Researchers have been working on a new “Easy-BILAG” project to aid doctors in assessing lupus. Easy-BILAG, is a single-page document using colour-coding to make assessment more user friendly way.

The researchers found that, when compared across a variety of factors, the new tool enabled more accurate, consistent, and time efficient measurements of lupus disease progression.

Accuracy boosted to 96%

The overall accuracy of the tool was boosted to 96% allowing general hospital rheumatologists could measure disease progression accurately in 91.3% of cases using the new tool compared with 75% when using the standard format BILAG-2004 index. Rheumatologists were able to use the new tool to assess cases faster, in under an hour. The standard format took an average 80 minutes to complete.

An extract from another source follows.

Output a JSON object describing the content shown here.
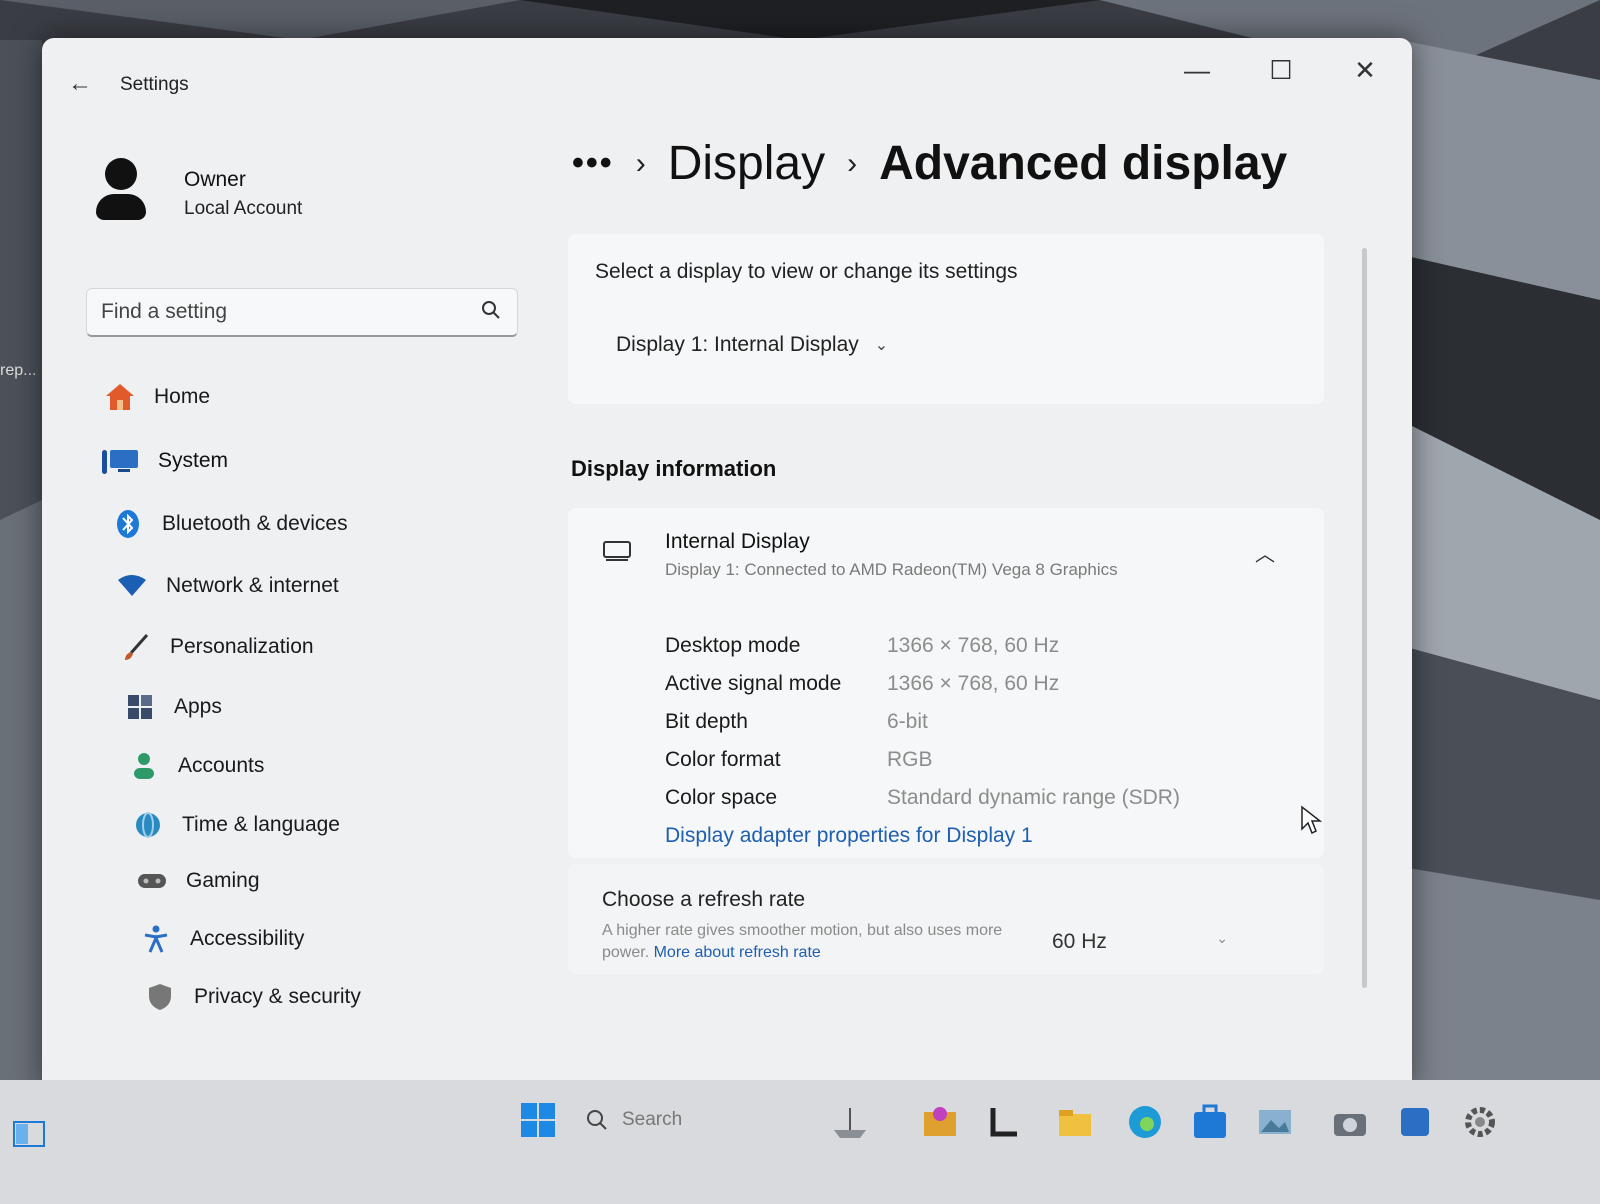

The new tool was rated by rheumatologists as “intuitive and well adapted for routine clinical practice and expressed willingness to use it regularly.”

“The standard-format BILAG is useful for assessing individual patients,” said the author, Edward Vital.

“But its downside was always the time and training needed to complete it. Being able to measure the progress of lupus quickly and easily has transformed my practice so I’m excited that we can now make it easy for anyone to do the same.”